Могли ль меня молвы тревожить приговоры,
Когда, склонив ко мне томительные взоры
И руку на главу мне тихо наложив,
Шептала ты: скажи, ты любишь, ты счастлив?
Другую, как меня, скажи, любить не будешь?
Ты никогда, мой друг, меня не позабудешь?
А я стесненное молчание хранил…
И я замолчал…
- Ну, ну, что остановился? Читай дальше, - нетерпеливо потребовала она. - Ты, что ли, это сочинил?
- Да. Вместе с Александром Сергеевичем Пушкиным.
- А!.. Ну читай, читай, я слушаю.
- В следующий раз, доктор! Обещаю к майскому обходу сочинить стихи и посвятить вам лично.
- А не забудешь, поэт?
- Я не забуду. Не забудьте прийти вы, доктор.
- Ладно. Договорились. Так и быть, в награду выпишу тебе рыбий жир, - пообещала она. - Только придется потерпеть, поэт!
- Опять потерпеть!
- Ничего не поделаешь: сейчас весна, рыбий жир портится. Тебе начнут давать его осенью.
Щедрая моя! Ей и в голову не вступило, что в своем восторженном эгоизме она пророчит сидеть мне всю весну, лето… осень.
- Осенью, значит… - разочарованно протянул я. - Это как с винегретом, что ли?
- Каким винегретом?
- Забыли, доктор? Прошлой осенью, во время ноябрьского обхода, вы обещали мне выписать винегрет.
- Да?.. Обещала?.. Не помню, - искренне призналась она. - Может, и забыла, хотя вряд ли… Скорее всего, возможности тогда не было. Вас ведь много, а я одна!.. Меня на всех не хватит. Все, что вам положено, - отдаю. Я лично ваш винегрет не ем. Так-то, поэт! Жду стихи.

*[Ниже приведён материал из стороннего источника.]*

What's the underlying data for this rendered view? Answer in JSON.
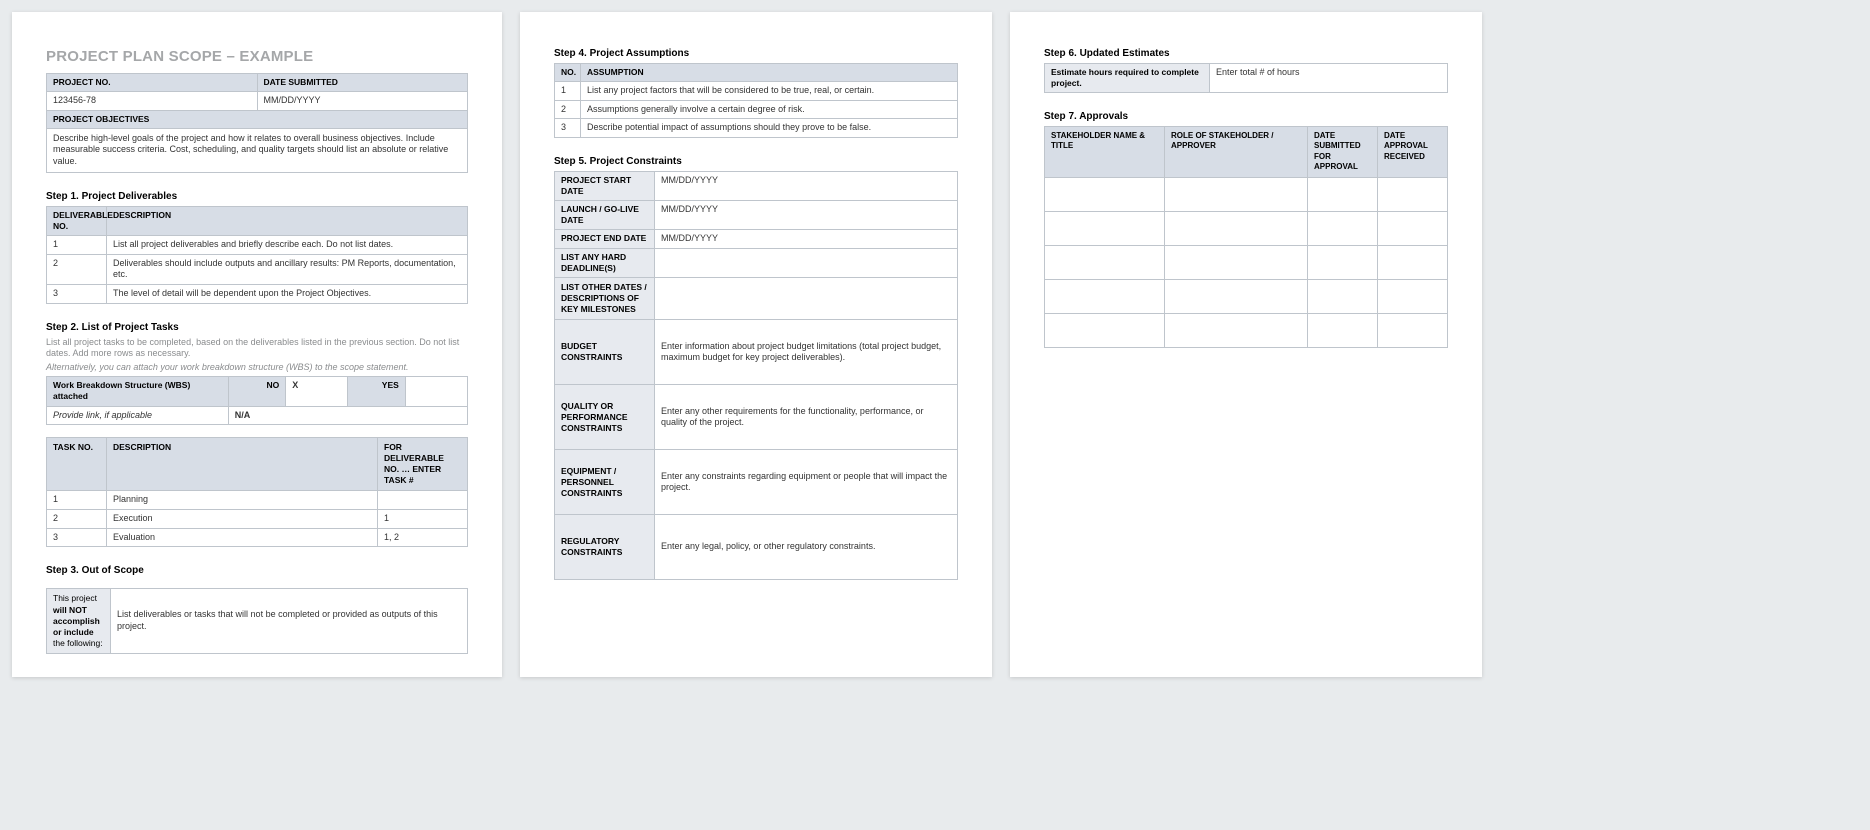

Свое обещание я сдержал. Стихи сочинились в одно усилие, легко:
Пришла весна. На север потянули гуси.
А я все жду ее, но тщетно, нет -
Я не дождуся той Маруси,
Что носит в чаше винегрет.
О, милый друг, не плачь, -
Сказал тюремный врач.
Взамен получишь жир рыбицы,
Но, правда, когда птицы
От севера потянутся на юг!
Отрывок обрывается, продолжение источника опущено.